Asra Nomani , Bombay-born American author and journalist, and Dr. Muhammad Habash, a Syrian MP and Muslim cleric, spoke in support of the motion. Qadhi, a Muslim American cleric, took the opposing stance, along with Dr. Thuraya Al Arrayed, a female Saudi writer, columnist and member of the advisory board of the Arab Thought Foundation. Both panelists argued Islamic Law prohibits Muslim woman from marrying a non-Muslim man. Qadhi started out string by framing his argument with the notion that one gives up certain freedoms when adhering to religion. Since a “Muslim” submits to the laws of Islam, there is no such thing as absolute freedom. I agree with him.

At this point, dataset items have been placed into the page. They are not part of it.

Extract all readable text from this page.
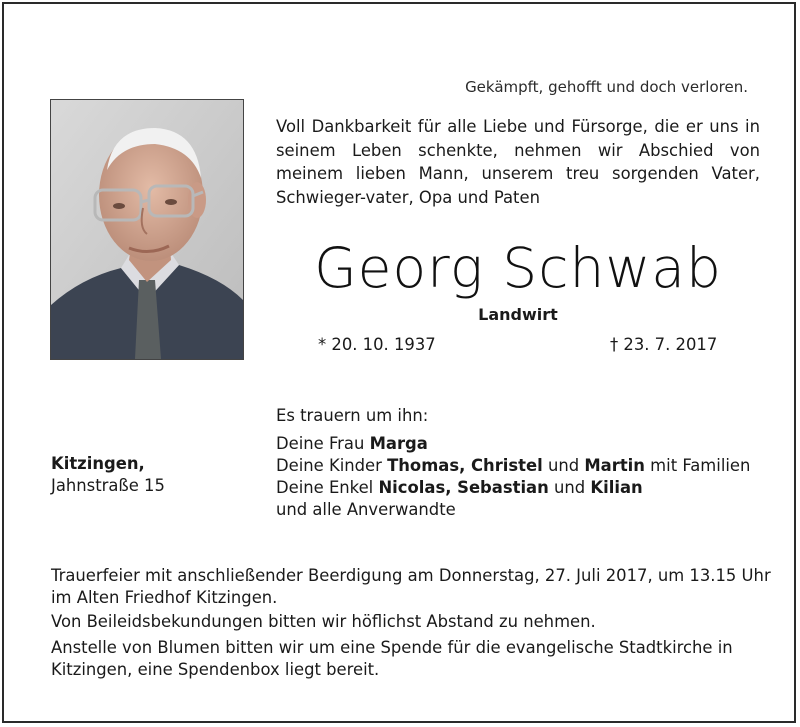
Gekämpft, gehofft und doch verloren.
Voll Dankbarkeit für alle Liebe und Fürsorge, die er uns in seinem Leben schenkte, nehmen wir Abschied von meinem lieben Mann, unserem treu sorgenden Vater, Schwieger-vater, Opa und Paten
Georg Schwab
Landwirt
* 20. 10. 1937	† 23. 7. 2017
Es trauern um ihn:
Deine Frau Marga
Deine Kinder Thomas, Christel und Martin mit Familien
Deine Enkel Nicolas, Sebastian und Kilian
und alle Anverwandte
Kitzingen,
Jahnstraße 15
Trauerfeier mit anschließender Beerdigung am Donnerstag, 27. Juli 2017, um 13.15 Uhr
im Alten Friedhof Kitzingen.
Von Beileidsbekundungen bitten wir höflichst Abstand zu nehmen.
Anstelle von Blumen bitten wir um eine Spende für die evangelische Stadtkirche in
Kitzingen, eine Spendenbox liegt bereit.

There is already a consensus amongst Islamic scholars that makes this debate illegitimate based on the Qur’an and the Sunnah, therefore the debate rather futile unless you can undoubtedly prove that it is not Islamically illegitimate–something neither the proponents or opponents did. It seemed the debaters were more concerned with showing their own opinion, rather than the opinion of Islam. Non-scholarly opinions have no place in a debate with consequences as far-reaching as the identity of future Muslim generations.

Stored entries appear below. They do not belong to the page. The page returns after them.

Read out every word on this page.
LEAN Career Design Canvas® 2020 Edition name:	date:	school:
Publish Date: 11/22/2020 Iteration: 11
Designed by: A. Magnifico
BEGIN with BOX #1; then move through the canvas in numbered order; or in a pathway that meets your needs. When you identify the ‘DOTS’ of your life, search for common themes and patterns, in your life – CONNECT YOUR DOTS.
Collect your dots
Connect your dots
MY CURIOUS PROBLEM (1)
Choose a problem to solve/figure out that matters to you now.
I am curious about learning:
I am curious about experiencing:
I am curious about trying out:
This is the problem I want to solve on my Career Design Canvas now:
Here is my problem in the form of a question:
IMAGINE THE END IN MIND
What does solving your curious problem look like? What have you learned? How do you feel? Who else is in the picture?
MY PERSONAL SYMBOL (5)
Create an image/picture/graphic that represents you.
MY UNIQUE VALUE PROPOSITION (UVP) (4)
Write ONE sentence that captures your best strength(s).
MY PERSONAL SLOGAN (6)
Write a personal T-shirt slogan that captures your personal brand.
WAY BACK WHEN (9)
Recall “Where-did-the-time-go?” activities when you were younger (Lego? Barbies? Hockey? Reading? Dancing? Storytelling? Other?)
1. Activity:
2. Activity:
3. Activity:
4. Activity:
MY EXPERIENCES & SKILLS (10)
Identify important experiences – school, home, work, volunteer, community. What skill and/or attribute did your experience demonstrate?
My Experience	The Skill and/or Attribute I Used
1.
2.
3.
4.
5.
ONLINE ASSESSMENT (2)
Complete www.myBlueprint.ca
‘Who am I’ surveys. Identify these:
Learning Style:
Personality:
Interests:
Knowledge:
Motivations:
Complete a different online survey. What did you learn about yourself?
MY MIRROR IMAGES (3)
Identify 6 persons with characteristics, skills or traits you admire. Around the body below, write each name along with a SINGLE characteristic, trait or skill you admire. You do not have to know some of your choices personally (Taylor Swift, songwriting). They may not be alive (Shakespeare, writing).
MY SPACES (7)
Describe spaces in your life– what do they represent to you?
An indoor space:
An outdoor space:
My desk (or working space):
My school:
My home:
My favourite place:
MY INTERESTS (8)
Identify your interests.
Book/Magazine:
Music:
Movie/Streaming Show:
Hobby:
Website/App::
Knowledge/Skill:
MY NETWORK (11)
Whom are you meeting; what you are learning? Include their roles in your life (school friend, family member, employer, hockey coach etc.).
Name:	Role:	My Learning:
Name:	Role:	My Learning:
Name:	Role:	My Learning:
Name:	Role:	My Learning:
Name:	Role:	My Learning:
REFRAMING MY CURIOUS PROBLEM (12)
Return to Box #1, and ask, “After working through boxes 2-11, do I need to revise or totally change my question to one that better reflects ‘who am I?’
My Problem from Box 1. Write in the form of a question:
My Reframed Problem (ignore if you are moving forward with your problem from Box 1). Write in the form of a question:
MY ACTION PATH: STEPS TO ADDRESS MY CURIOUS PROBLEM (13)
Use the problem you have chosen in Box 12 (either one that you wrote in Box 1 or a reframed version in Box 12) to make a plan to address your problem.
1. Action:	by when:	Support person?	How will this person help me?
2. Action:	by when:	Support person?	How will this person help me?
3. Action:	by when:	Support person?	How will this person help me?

This was made particularly obvious on the opposing side, when Al Araayed, (met by serious criticism from the audience) said “women are too immature to know what’s best for them.” Moreover, on the opposing side, Habbash changed his stance on the entire topic, initially saying he believed a Jewish or Christian man must affirm the Prophet Muhammad in order to marry a Muslim women, and then modifying his answer to say the man must only respect the Prophet Muhammad. Holy smokes! A Syrian MP is saying he would indeed allow a Muslim woman to marry a Jewish or Christian man if he respected the Prophet Muhammad! Ha! Political upholstery at its finest: “I’m a religious politician but I can be liberal and change my position when it contradicts with the mainstream point of view.” As Qadhi effectively pointed out, his statement is in effect mute; Jews and Christians do not believe in Muhammad as a prophet, therefore they cannot truly respect him.
To further prove my point that this debate is ineffective, Asra Nomani injected an absolutely secular point of view in an absolutely religious topic, charging anyone who dared prohibit Muslim woman from marrying non-Muslim men as adhering to their personal interpretation of Islam. She also said she believed Muslim women should have the right to marry each other. As I pointed out earlier in support of Qadhi’s stance, you simply can’t argue for absolute freedom in religion. Unfortunately, I cannot take her argument seriously, as she cited no theological evidence in support of it.
Fortunately, I am not alone. In an opinion poll of Arabs across the Middle East, 89 percent of women strongly object to the proposition, citing the Qur’an as their justification.
Non-Muslim feminists take note: Based on this poll, it is clear that Muslim women believe their freedom lies within the teachings of Islam.